When architect John Mariani set out to find a new home in the city, he was sure of one thing: he wanted a warehouse, not a rowhouse. But while riding his bike through the streets of Canton in 1997, he discovered a building that was both.

At the time, the former home of an exchange for the Baltimore Telephone Co. was being used for storage by the Egan Boiler Service Co. and wasn’t for sale. A month later, it went on the market and Mariani grabbed it. With extensive renovations, he created the perfect blend of warehouse and rowhouse to call home.

Built between 1910 and 1920, the 1,600-square-foot brick building features white limestone keystones and enormous arched windows. It has the air— and, originally, the floor plan— of a commercial building. When Mariani, a Baltimore native, bought the house it was simply a large empty box with no second floor.

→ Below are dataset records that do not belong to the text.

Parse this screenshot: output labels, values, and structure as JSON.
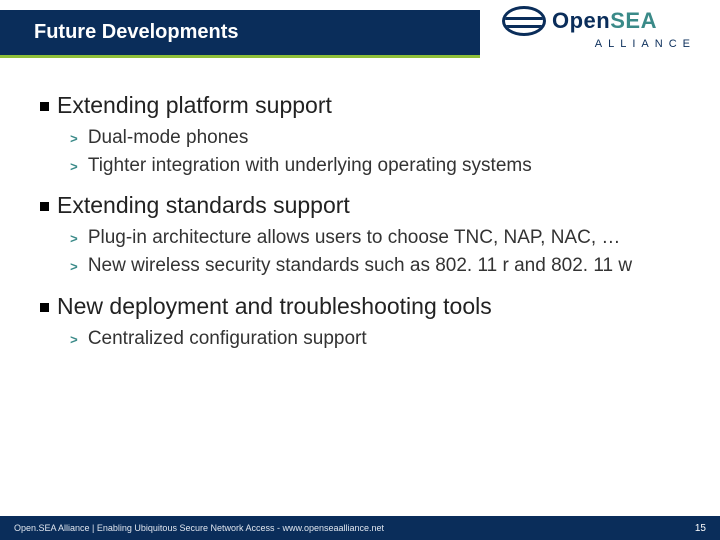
{
  "title": "Future Developments",
  "logo": {
    "brand_open": "Open",
    "brand_sea": "SEA",
    "sub": "ALLIANCE"
  },
  "sections": [
    {
      "heading": "Extending platform support",
      "items": [
        "Dual-mode phones",
        "Tighter integration with underlying operating systems"
      ]
    },
    {
      "heading": "Extending standards support",
      "items": [
        "Plug-in architecture allows users to choose TNC, NAP, NAC, …",
        "New wireless security standards such as 802. 11 r and 802. 11 w"
      ]
    },
    {
      "heading": "New deployment and troubleshooting tools",
      "items": [
        "Centralized configuration support"
      ]
    }
  ],
  "footer": {
    "text": "Open.SEA Alliance | Enabling Ubiquitous Secure Network Access - www.openseaalliance.net",
    "page": "15"
  }
}
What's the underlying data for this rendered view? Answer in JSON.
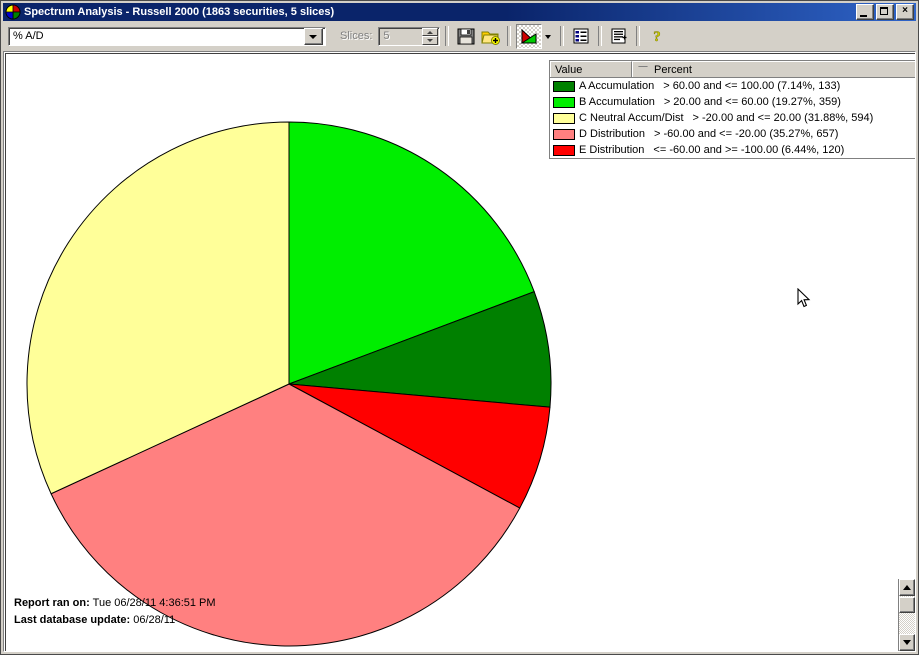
{
  "window": {
    "title": "Spectrum Analysis - Russell 2000 (1863 securities, 5 slices)",
    "icon": "pie-chart-icon",
    "minimize_label": "_",
    "maximize_label": "",
    "close_label": "×"
  },
  "toolbar": {
    "indicator_combo": {
      "value": "% A/D",
      "icon": "chevron-down-icon"
    },
    "slices_label": "Slices:",
    "slices_value": "5",
    "buttons": [
      {
        "name": "save-button",
        "icon": "floppy-disk-icon",
        "label": "Save"
      },
      {
        "name": "open-button",
        "icon": "open-folder-add-icon",
        "label": "Open"
      },
      {
        "name": "chart-type-button",
        "icon": "pie-chart-icon",
        "label": "Chart",
        "pressed": true
      },
      {
        "name": "chart-type-dropdown",
        "icon": "chevron-down-icon",
        "label": "Chart type"
      },
      {
        "name": "list-view-button",
        "icon": "list-icon",
        "label": "List view"
      },
      {
        "name": "report-view-button",
        "icon": "report-icon",
        "label": "Report view"
      },
      {
        "name": "help-button",
        "icon": "question-mark-icon",
        "label": "Help"
      }
    ]
  },
  "legend": {
    "columns": [
      "Value",
      "Percent"
    ],
    "sort_indicator": "ascending-triangle-icon",
    "rows": [
      {
        "color": "#008000",
        "name": "A Accumulation",
        "range": "> 60.00 and <= 100.00 (7.14%, 133)"
      },
      {
        "color": "#00ee00",
        "name": "B Accumulation",
        "range": "> 20.00 and <= 60.00 (19.27%, 359)"
      },
      {
        "color": "#ffff99",
        "name": "C Neutral Accum/Dist",
        "range": "> -20.00 and <= 20.00 (31.88%, 594)"
      },
      {
        "color": "#ff8080",
        "name": "D Distribution",
        "range": "> -60.00 and <= -20.00 (35.27%, 657)"
      },
      {
        "color": "#ff0000",
        "name": "E Distribution",
        "range": "<= -60.00 and >= -100.00 (6.44%, 120)"
      }
    ]
  },
  "footer": {
    "report_ran_label": "Report ran on:",
    "report_ran_value": "Tue 06/28/11 4:36:51 PM",
    "db_update_label": "Last database update:",
    "db_update_value": "06/28/11"
  },
  "scrollbar": {
    "up_icon": "scroll-up-arrow-icon",
    "down_icon": "scroll-down-arrow-icon"
  },
  "chart_data": {
    "type": "pie",
    "title": "Spectrum Analysis - Russell 2000",
    "center": [
      283,
      330
    ],
    "radius": 262,
    "start_angle_deg": 90,
    "direction": "clockwise",
    "total_securities": 1863,
    "slice_count": 5,
    "categories": [
      "A Accumulation",
      "B Accumulation",
      "C Neutral Accum/Dist",
      "D Distribution",
      "E Distribution"
    ],
    "values": [
      7.14,
      19.27,
      31.88,
      35.27,
      6.44
    ],
    "counts": [
      133,
      359,
      594,
      657,
      120
    ],
    "colors": [
      "#008000",
      "#00ee00",
      "#ffff99",
      "#ff8080",
      "#ff0000"
    ],
    "slice_order": [
      "B Accumulation",
      "A Accumulation",
      "E Distribution",
      "D Distribution",
      "C Neutral Accum/Dist"
    ],
    "ranges": [
      "> 60.00 and <= 100.00",
      "> 20.00 and <= 60.00",
      "> -20.00 and <= 20.00",
      "> -60.00 and <= -20.00",
      "<= -60.00 and >= -100.00"
    ],
    "legend_position": "top-right",
    "grid": false,
    "xlabel": "",
    "ylabel": ""
  }
}
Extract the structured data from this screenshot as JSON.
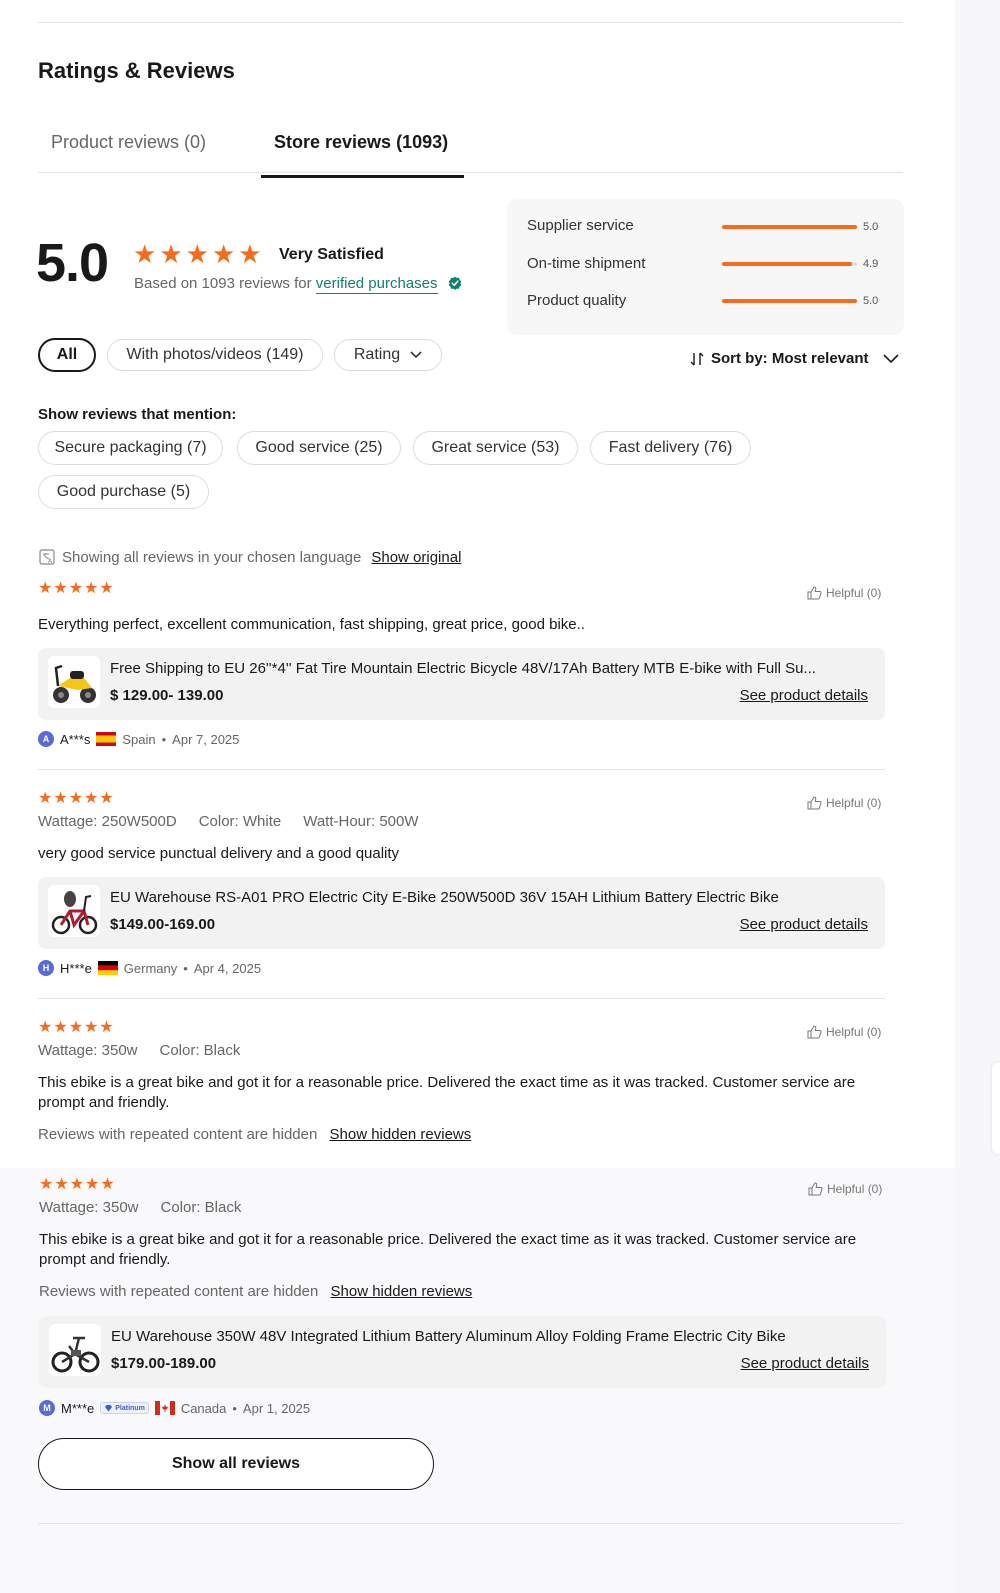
{
  "section_title": "Ratings & Reviews",
  "tabs": [
    {
      "label": "Product reviews (0)",
      "active": false
    },
    {
      "label": "Store reviews (1093)",
      "active": true
    }
  ],
  "summary": {
    "score": "5.0",
    "star_count": 5,
    "satisfaction": "Very Satisfied",
    "based_prefix": "Based on 1093 reviews for",
    "verified_link": "verified purchases"
  },
  "metrics": [
    {
      "label": "Supplier service",
      "value": "5.0",
      "fraction": 1.0
    },
    {
      "label": "On-time shipment",
      "value": "4.9",
      "fraction": 0.96
    },
    {
      "label": "Product quality",
      "value": "5.0",
      "fraction": 1.0
    }
  ],
  "filters": {
    "all": "All",
    "photos": "With photos/videos (149)",
    "rating": "Rating"
  },
  "sort": {
    "label": "Sort by: Most relevant"
  },
  "mentions": {
    "label": "Show reviews that mention:",
    "tags": [
      "Secure packaging (7)",
      "Good service (25)",
      "Great service (53)",
      "Fast delivery (76)",
      "Good purchase (5)"
    ]
  },
  "language": {
    "text": "Showing all reviews in your chosen language",
    "link": "Show original"
  },
  "reviews": [
    {
      "rating": 5,
      "helpful": "Helpful (0)",
      "text": "Everything perfect, excellent communication, fast shipping, great price, good bike..",
      "product": {
        "title": "Free Shipping to EU 26''*4'' Fat Tire Mountain Electric Bicycle 48V/17Ah Battery MTB E-bike with Full Su...",
        "price": "$  129.00- 139.00",
        "link": "See product details"
      },
      "user": {
        "initial": "A",
        "name": "A***s",
        "country": "Spain",
        "date": "Apr 7, 2025"
      }
    },
    {
      "rating": 5,
      "helpful": "Helpful (0)",
      "attrs": [
        "Wattage:  250W500D",
        "Color:  White",
        "Watt-Hour:  500W"
      ],
      "text": "very good service punctual delivery and a good quality",
      "product": {
        "title": "EU Warehouse RS-A01 PRO Electric City E-Bike 250W500D 36V 15AH Lithium Battery Electric Bike",
        "price": "$149.00-169.00",
        "link": "See product details"
      },
      "user": {
        "initial": "H",
        "name": "H***e",
        "country": "Germany",
        "date": "Apr 4, 2025"
      }
    },
    {
      "rating": 5,
      "helpful": "Helpful (0)",
      "attrs": [
        "Wattage:  350w",
        "Color:  Black"
      ],
      "text": "This ebike is a great bike and got it for a reasonable price. Delivered the exact time as it was tracked. Customer service are prompt and friendly.",
      "hidden_note": "Reviews with repeated content are hidden",
      "hidden_link": "Show hidden reviews"
    },
    {
      "rating": 5,
      "helpful": "Helpful (0)",
      "attrs": [
        "Wattage:  350w",
        "Color:  Black"
      ],
      "text": "This ebike is a great bike and got it for a reasonable price. Delivered the exact time as it was tracked. Customer service are prompt and friendly.",
      "hidden_note": "Reviews with repeated content are hidden",
      "hidden_link": "Show hidden reviews",
      "product": {
        "title": "EU Warehouse 350W 48V Integrated Lithium Battery Aluminum Alloy Folding Frame Electric City Bike",
        "price": "$179.00-189.00",
        "link": "See product details"
      },
      "user": {
        "initial": "M",
        "name": "M***e",
        "badge": "Platinum",
        "country": "Canada",
        "date": "Apr 1, 2025"
      }
    }
  ],
  "show_all": "Show all reviews",
  "colors": {
    "accent": "#f76b1c",
    "verified": "#12806b",
    "text": "#191919",
    "muted": "#666666"
  }
}
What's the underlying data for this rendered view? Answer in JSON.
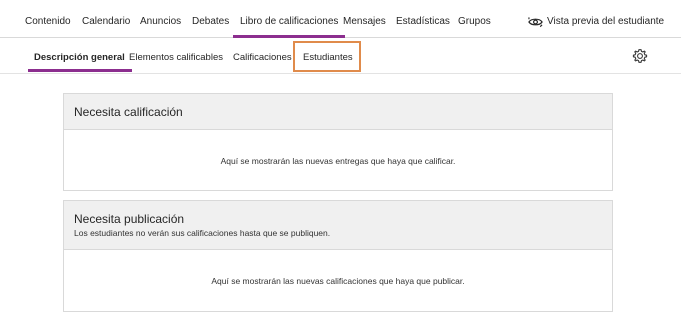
{
  "top_nav": {
    "tabs": [
      {
        "label": "Contenido",
        "active": false
      },
      {
        "label": "Calendario",
        "active": false
      },
      {
        "label": "Anuncios",
        "active": false
      },
      {
        "label": "Debates",
        "active": false
      },
      {
        "label": "Libro de calificaciones",
        "active": true
      },
      {
        "label": "Mensajes",
        "active": false
      },
      {
        "label": "Estadísticas",
        "active": false
      },
      {
        "label": "Grupos",
        "active": false
      }
    ],
    "student_preview": {
      "label": "Vista previa del estudiante",
      "icon": "eye-refresh-icon"
    },
    "active_underline_color": "#8c2e8f"
  },
  "sub_nav": {
    "tabs": [
      {
        "label": "Descripción general",
        "active": true
      },
      {
        "label": "Elementos calificables",
        "active": false
      },
      {
        "label": "Calificaciones",
        "active": false
      },
      {
        "label": "Estudiantes",
        "active": false,
        "highlighted": true
      }
    ],
    "settings_icon": "gear-icon",
    "highlight_color": "#e08b4b"
  },
  "cards": {
    "needs_grading": {
      "title": "Necesita calificación",
      "empty_message": "Aquí se mostrarán las nuevas entregas que haya que calificar."
    },
    "needs_posting": {
      "title": "Necesita publicación",
      "subtitle": "Los estudiantes no verán sus calificaciones hasta que se publiquen.",
      "empty_message": "Aquí se mostrarán las nuevas calificaciones que haya que publicar."
    }
  }
}
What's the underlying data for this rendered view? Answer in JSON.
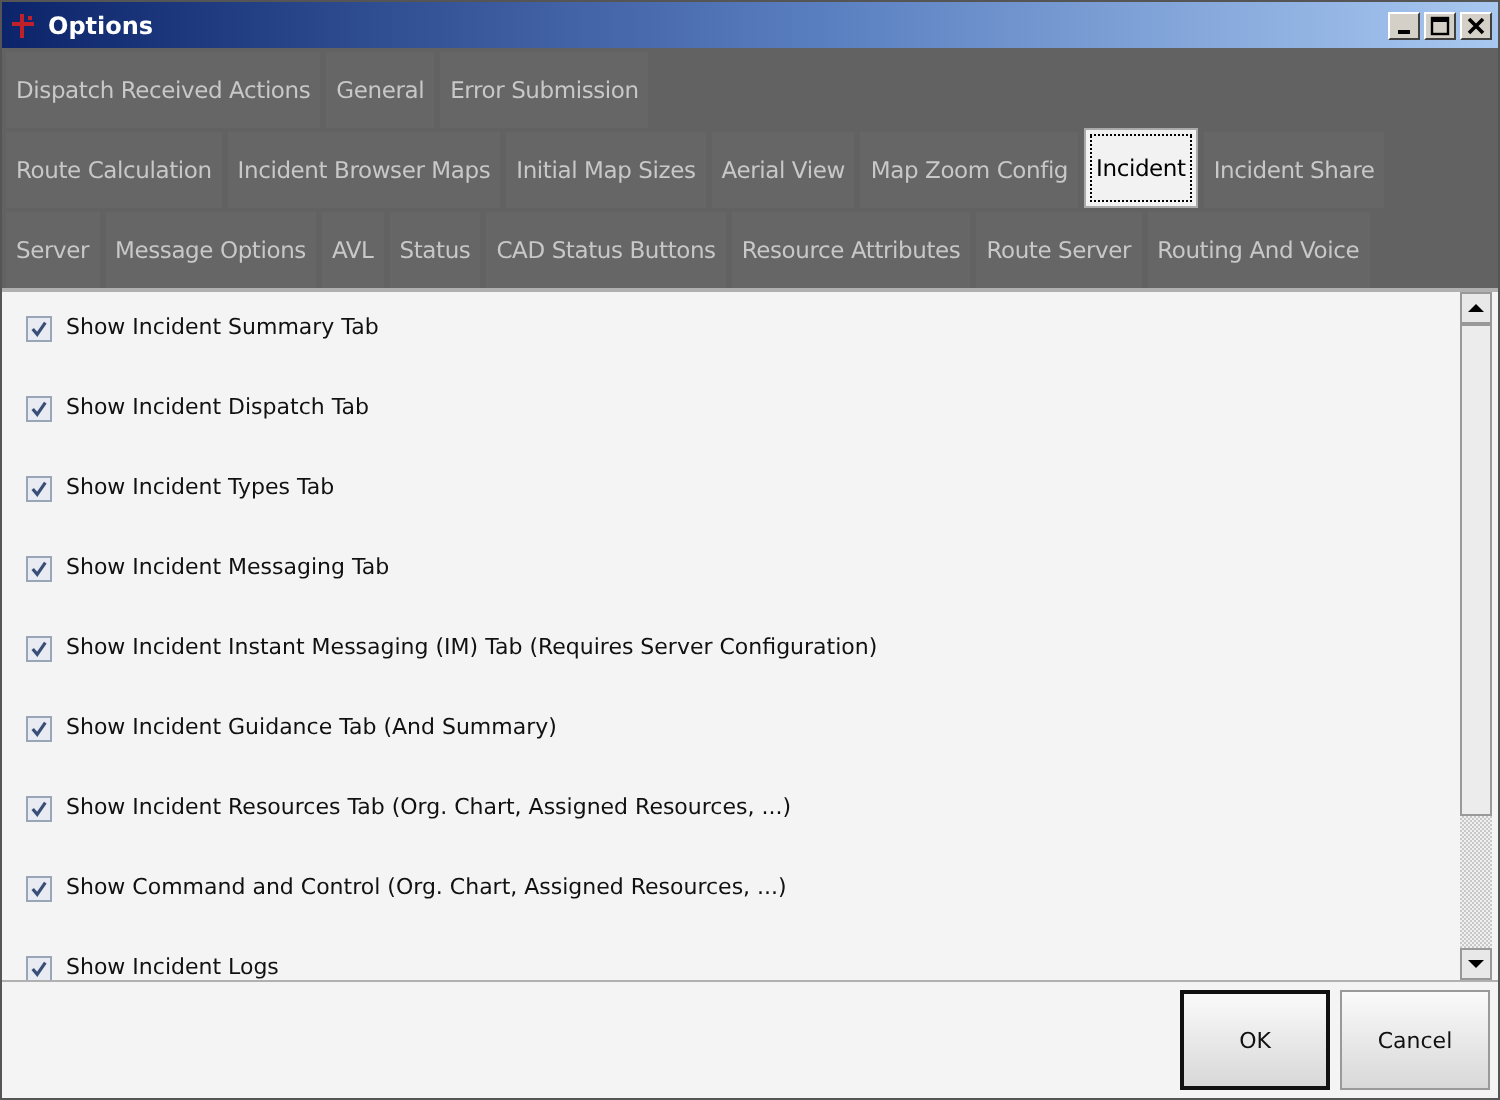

The challenge was to find a way to maintain the commercial feel of the building while creating a livable, comfortable space.

Visitors enter through purple double doors and find themselves on a shelf-like landing, from which they can descend to the yet-unfinished basement or ascend to the first floor. Once inside, it’s clear that everything has its place— clutter is nonexistent and furnishings are utilitarian yet comfortable. The open, airy living room is sparsely furnished, the couch flanked by bookshelves filled with architecture books. Sunlight floods in through the large arched windows, which required new glass and frames— just one of the major changes made to the house by Mariani, who drew up the ambitious renovation plans himself.

“Conceptually, the idea was that the container was brick.The inside is different forms,” comments Mariani, whose Baltimore architectural credits include the Performing Arts Center at Lutheran High School and the interior of The Wine Market restaurant, among others. Perhaps the most striking of these forms is the large vertical cylinder that curves out halfway across the first floor. Covered in diamond-shaped aluminum roofing shingles, the cylinder hides a storage closet and encloses a spiral staircase that leads out to the roof deck from the second floor, another of Mariani’s additions. Its shape is meant to create volume and also to contrast with the rectangular shape of the house. From the street, passersby can see it extend up through the roof.

Besides form, Mariani is also interested in texture— almost every room of the house boasts a mixture of smooth and rough surfaces: wood, metal, glass and brick. In the living room, an original wooden beam soars overhead, intersecting with the exposed brick wall. The aluminum-covered cylinder wall rises from a floor covered in end-grain wood flooring (in which the ends of two-by-fours, instead of the lengths, provide the surface area) creating an unusually durable floor. “Because you’re going with the grain, it’s so strong you could drive trucks over it,” says Mariani.

At the rear of the house, in a kitchen that’s spare yet welcoming, maple cabinets are topped by concrete countertops and overhung with open stainless steel shelving. The flooring is blue linoleum, “like what your grandmother used to have,” says Mariani. Offering an alternative to the larger dining room are a booth and table, over which hangs a colorful silkscreen by the late Baltimore artist Tom Miller called “Crab Feast.”

Industrial-style light fixtures, the sort found on construction sites, light the way along the curved stairway that leads to the
second floor, where a kind of catwalk links Mariani’s office at the front of the house with the bathroom and bedroom at the rear. From the walkway, visitors can look down to the first floor and get a sense of the openness of the living room space, the only room in the house that retains the original 18-foot ceilings. It’s also a good spot to get a closer look at the arrangement of black and red wooden tiles installed on the wall above the dining room, created by artist Karen Lemmert specially for Mariani.

In Mariani’s office, a porthole window offers light and evokes the home’s nearness to the harbor, just a block away. Down the hall in the ample bathroom, suede paint creates a matte texture that contrasts with the sheen of the dark blue tile in the shower and the tumbled-tile floor. The central feature of the room is a large antique iron clawfoot tub, which Mariani had lifted up to the second floor before renovations were complete to avoid hauling it up the narrow stairwell.

The top of the forced-air ventilation system peeks over the floor; Mariani left the ducts exposed and is able to manipulate the vents to maximize the effect of warm and cold air. Adjoining the bathroom is the master bedroom, also lit by one porthole
window. Here, the brick walls are painted white, and candles sit inside recesses in the walls that once held wooden joists in
the building’s former life.

The basement is the only untouched space, but Mariani has plans for that as well: a guest bedroom and second bathroom.
“Then I’ll be out of things to do!” he says, laughing.